Van der Merwe says the so-called “general deduction” provides for “expenditure and losses actually incurred in the production of the income, provided such expenditure and losses are not of a capital nature”.
“This would include expenses such as rates and levies, advertising, agent’s commission and rent collection fees, the interest on the loan raised to purchase the property as well as insurance, security expenses, water and electricity.”
Van der Merwe says another section of the Act refers to expenditure actually incurred in repairing a property occupied for the purpose of trade.
“This includes expenditure incurred on treatment against attack by beetles of any timber forming part of such property.”
The reference to “for the purpose of trade” does not mean that the property is to be used for commercial purposes, says Van der Merwe.

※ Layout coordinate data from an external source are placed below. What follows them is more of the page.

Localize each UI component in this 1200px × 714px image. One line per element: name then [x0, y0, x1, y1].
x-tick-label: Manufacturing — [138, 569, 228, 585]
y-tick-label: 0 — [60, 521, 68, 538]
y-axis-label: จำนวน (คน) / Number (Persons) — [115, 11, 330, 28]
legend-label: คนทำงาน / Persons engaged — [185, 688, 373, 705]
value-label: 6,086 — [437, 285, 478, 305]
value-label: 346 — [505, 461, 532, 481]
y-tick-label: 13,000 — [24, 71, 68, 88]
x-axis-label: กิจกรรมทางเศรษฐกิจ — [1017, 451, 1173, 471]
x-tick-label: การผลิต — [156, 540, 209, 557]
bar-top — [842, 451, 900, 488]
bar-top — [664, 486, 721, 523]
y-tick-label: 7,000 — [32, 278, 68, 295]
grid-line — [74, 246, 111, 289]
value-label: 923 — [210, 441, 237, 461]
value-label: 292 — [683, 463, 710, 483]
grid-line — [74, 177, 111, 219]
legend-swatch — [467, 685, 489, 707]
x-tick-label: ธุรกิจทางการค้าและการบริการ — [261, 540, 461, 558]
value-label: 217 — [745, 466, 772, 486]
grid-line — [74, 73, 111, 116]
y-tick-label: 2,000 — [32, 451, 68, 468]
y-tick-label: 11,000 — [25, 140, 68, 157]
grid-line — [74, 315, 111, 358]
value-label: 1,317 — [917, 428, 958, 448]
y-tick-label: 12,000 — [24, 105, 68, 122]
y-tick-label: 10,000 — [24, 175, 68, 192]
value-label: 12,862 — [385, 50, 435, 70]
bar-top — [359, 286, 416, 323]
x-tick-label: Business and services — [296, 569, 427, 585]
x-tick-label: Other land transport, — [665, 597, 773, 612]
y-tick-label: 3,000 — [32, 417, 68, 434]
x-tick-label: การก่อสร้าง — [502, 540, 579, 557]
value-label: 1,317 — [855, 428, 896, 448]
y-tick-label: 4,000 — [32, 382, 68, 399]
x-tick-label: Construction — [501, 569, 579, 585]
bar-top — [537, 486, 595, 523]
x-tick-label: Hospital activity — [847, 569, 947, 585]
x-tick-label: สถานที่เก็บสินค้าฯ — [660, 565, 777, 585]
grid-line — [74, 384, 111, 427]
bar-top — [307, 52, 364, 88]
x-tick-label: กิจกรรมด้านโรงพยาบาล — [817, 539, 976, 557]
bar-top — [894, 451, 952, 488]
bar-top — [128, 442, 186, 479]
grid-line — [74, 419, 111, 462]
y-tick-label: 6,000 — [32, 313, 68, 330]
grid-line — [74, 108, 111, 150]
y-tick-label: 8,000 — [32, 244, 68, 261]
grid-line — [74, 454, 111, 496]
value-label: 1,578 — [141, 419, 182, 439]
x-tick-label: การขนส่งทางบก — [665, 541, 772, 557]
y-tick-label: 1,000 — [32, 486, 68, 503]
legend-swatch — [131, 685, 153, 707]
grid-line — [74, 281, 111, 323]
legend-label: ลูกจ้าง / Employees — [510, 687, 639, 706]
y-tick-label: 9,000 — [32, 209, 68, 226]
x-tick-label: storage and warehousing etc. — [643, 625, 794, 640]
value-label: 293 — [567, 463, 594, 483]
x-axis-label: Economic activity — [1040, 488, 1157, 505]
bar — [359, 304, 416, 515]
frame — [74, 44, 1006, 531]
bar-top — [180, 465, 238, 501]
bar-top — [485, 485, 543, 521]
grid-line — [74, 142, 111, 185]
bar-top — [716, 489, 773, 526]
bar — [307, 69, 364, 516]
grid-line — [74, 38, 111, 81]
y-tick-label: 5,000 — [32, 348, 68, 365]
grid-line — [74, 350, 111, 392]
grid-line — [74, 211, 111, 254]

“In this instance, the renting out of the property constitutes a commercial activity as would be the case in a buy-to-rent scenario.”
Grant Hill of Miller Bosman Le Roux Attorneys in Somerset West says a repair is different from an improvement or renewal and the guidelines laid down in the 70-year-old case of CIR v African Products Manufacturing Co still stand.
“A repair is a restoration by either a renewal or replacement of a subsidiary party of the whole; the materials used need not be the same as the original material.”
Hill says it follows then that renewal is a reconstruction of the entirety or substantially the entirety, whereas improvement is the creation of a better asset.
“When an asset is improved the result is a better asset that possibly has an improved income-earning capacity.”
However, the distinction between “repair” and “improvement” is sometimes vague, says Hill.
“For an asset to be repaired, there must be damage or deterioration to a part of the original asset or structure and the intention of the taxpayer must be to restore the asset or structure to its original condition.”
Hill says some examples of such deductible costs include the costs of scraping off old paint and stripping woodwork, filling cracks in walls and repainting walls.
“The cost of installing a sprinkler system will be of a capital nature, but should any part of an existing sprinkler system be repaired or replaced when it becomes faulty, such costs will be deductible expenses in terms of this provision.”
From these examples it is clear that no expenditure of a capital nature is allowed under the general deductions, says Hill.
“It is not excluded under the provision relating to repairs but it does follow that whatever repairs you are not able to deduct under that provision will not be deductible under general deductions either.”